Molta paura ma nessun ferito. Un treno ad Alta Velocita’ in servizio sulla linea Torino-Napoli e’ andato ad urtare contro l’ingresso della galleria della Serenissima. A circa un chilometro dalla stazione Togliatti, nell’area est di Roma. Una dinamica su cui dovra’ essere fatta chiarezza ma che da una prima ricostruzione ha interessato la locomotiva in coda al treno. La motrice ha “sviato” dai binari andandosi, di fatto, ad appoggiare sul muro della galleria e lasciando numerosi detriti sui binari. L’incidente, fortunatamente senza conseguenze per i passeggeri, e’ avvenuto pochi minuti dopo che il treno era ripartito dalla stazione Termini in direzione del capoluogo campano. L’urto si e’ verificato mentre il convoglio viaggiava a velocita’ ridotta, tutto si e’ consumato in pochi istanti.

Le testimonianze

“Abbiamo sentito due piccole frenate – hanno raccontato i passeggeri-, poi abbiamo visto del fumo nei vagoni.

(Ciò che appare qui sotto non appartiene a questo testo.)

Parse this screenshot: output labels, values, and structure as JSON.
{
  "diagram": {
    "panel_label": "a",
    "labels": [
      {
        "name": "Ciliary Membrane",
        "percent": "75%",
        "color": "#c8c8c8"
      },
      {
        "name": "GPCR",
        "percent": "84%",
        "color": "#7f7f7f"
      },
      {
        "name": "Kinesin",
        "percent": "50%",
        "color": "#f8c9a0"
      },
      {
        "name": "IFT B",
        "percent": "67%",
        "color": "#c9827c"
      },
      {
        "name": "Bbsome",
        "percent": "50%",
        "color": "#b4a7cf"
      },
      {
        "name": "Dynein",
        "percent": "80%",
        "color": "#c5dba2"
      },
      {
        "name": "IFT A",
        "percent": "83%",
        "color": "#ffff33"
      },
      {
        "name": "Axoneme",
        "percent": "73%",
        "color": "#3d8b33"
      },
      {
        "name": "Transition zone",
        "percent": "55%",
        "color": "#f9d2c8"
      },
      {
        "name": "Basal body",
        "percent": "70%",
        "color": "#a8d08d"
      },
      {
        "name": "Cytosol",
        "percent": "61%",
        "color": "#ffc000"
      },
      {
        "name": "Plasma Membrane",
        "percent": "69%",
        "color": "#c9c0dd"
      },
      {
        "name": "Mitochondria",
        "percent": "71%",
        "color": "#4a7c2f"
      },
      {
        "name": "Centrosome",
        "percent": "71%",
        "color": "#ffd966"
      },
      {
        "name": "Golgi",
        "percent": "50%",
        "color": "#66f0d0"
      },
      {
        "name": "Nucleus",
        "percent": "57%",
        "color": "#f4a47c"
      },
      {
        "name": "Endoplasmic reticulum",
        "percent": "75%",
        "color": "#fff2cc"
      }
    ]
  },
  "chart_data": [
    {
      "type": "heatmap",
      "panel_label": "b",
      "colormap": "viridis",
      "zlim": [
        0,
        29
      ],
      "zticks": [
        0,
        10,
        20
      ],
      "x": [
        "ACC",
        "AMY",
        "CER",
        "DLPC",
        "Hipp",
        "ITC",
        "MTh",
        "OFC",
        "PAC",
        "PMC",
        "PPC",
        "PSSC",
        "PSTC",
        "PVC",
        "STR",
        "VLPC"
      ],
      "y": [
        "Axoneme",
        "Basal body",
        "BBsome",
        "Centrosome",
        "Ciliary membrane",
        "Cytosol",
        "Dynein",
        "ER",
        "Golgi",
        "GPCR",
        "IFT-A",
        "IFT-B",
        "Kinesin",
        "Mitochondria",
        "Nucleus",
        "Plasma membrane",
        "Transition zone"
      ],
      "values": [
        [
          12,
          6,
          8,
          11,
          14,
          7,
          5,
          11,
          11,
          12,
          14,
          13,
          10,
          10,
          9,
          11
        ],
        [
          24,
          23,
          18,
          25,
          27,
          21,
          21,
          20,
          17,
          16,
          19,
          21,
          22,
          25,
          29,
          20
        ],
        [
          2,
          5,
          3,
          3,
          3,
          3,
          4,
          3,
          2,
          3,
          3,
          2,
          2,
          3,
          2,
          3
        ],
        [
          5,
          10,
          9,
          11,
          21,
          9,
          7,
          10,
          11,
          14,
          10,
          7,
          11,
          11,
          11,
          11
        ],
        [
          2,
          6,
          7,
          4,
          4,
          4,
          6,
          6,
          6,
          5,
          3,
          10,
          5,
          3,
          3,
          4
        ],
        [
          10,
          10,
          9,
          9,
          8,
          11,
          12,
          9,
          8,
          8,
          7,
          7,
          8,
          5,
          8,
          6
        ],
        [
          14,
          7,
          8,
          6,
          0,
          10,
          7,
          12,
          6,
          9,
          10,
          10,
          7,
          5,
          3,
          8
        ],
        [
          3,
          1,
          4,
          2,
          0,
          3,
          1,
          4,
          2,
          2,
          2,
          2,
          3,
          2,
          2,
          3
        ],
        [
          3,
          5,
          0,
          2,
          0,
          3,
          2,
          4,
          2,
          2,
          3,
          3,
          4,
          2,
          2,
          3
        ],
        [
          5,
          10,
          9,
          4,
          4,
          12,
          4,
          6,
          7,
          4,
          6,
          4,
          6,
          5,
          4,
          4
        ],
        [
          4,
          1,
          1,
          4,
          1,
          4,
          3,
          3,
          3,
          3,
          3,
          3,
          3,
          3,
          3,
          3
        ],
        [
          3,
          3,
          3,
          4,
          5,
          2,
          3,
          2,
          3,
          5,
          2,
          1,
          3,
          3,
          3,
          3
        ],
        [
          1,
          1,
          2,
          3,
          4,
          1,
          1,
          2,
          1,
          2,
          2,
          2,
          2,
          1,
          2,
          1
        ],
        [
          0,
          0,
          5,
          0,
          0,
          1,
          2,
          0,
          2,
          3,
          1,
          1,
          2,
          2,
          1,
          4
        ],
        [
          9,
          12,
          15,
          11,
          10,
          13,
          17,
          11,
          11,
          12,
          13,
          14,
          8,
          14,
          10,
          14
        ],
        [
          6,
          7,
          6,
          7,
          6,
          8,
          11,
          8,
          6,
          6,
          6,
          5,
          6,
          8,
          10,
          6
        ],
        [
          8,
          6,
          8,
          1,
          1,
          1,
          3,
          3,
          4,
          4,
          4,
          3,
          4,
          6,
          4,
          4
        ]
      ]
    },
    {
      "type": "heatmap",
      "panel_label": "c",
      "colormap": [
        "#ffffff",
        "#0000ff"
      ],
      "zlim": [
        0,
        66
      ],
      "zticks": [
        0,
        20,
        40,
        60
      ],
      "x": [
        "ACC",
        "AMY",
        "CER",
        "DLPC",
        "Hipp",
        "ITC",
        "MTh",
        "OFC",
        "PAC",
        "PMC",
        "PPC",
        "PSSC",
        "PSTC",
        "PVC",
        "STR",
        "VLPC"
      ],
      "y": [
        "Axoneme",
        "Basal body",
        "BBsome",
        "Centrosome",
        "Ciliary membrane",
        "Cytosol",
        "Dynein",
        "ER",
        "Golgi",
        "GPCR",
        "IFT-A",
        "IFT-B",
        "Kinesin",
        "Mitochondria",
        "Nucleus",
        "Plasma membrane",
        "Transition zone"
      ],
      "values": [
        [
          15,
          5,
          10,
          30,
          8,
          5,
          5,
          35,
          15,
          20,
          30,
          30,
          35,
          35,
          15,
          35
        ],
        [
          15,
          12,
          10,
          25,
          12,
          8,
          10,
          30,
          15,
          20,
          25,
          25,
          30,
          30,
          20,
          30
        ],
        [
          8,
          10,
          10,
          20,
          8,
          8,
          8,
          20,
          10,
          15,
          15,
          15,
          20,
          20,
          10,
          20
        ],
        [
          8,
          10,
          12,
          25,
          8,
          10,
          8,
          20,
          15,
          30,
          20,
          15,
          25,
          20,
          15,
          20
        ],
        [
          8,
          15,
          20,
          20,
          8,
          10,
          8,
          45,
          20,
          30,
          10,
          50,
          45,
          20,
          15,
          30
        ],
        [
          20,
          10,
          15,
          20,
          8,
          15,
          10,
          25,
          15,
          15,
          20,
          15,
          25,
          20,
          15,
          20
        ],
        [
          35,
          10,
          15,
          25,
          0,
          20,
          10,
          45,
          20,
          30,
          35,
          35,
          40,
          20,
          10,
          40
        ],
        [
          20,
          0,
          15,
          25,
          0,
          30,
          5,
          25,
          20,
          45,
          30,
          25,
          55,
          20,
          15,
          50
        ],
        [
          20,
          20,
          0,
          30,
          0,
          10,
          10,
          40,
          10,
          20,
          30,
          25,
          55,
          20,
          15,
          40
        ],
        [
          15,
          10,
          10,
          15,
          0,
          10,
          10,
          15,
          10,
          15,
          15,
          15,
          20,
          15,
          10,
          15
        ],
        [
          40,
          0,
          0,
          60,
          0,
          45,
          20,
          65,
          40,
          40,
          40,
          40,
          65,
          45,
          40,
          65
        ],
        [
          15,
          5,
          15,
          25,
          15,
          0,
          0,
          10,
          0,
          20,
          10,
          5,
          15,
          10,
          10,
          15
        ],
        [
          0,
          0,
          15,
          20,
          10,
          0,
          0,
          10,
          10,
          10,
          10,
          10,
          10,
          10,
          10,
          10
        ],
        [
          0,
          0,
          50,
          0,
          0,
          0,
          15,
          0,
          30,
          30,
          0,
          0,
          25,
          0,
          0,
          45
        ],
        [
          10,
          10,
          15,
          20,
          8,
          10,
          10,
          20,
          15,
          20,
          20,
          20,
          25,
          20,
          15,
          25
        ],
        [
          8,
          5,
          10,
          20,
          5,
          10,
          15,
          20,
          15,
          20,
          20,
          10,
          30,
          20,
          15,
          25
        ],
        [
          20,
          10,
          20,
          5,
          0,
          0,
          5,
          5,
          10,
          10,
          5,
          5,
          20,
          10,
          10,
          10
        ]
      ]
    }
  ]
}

E’ saltata la luce e l’aria condizionata. Siamo rimasti per minuti, forse una ora, al buio”. A bordo del Frecciarossa 9311 erano presenti oltre duecento persone, tra le quali molti turisti che avevo scelto Napoli come meta per trascorrere il ponte del 2 giugno. Dopo l’urto e’ immediatamente scattato il protocollo di intervento. Sul luogo sono arrivati numerosi mezzi dei vigili del fuoco, della polizia e della Municipale. I passeggeri messi in sicurezza e a piedi. in fila indiana e sul marciapiede interno alla galleria, hanno raggiunto la stazione Togliatti. ”

La circolazione Alta Velocita’ sulla tratta Roma-Napoli e’ stata immediatamente sospesa. I ritardi, nel corso della giornata, sono andati via via aumentando assestandosi tra i 60 e i 90 minuti. Folla in attesa alle stazioni di Firenze, Termini e di piazza Garibaldi, nel capoluogo partenopeo. Decine di treni sono stati instradati su percorsi alternativi per cercare di decongestionare e limitare disagi e ritardi. Su quanto avvenuto la Lega ha annunciato che presentera’ una interrogazione parlamentare al ministro Giovannini e chiedera’ l’audizione in Commissioni trasporti dell’ad di Rfi, Vera Fiorani.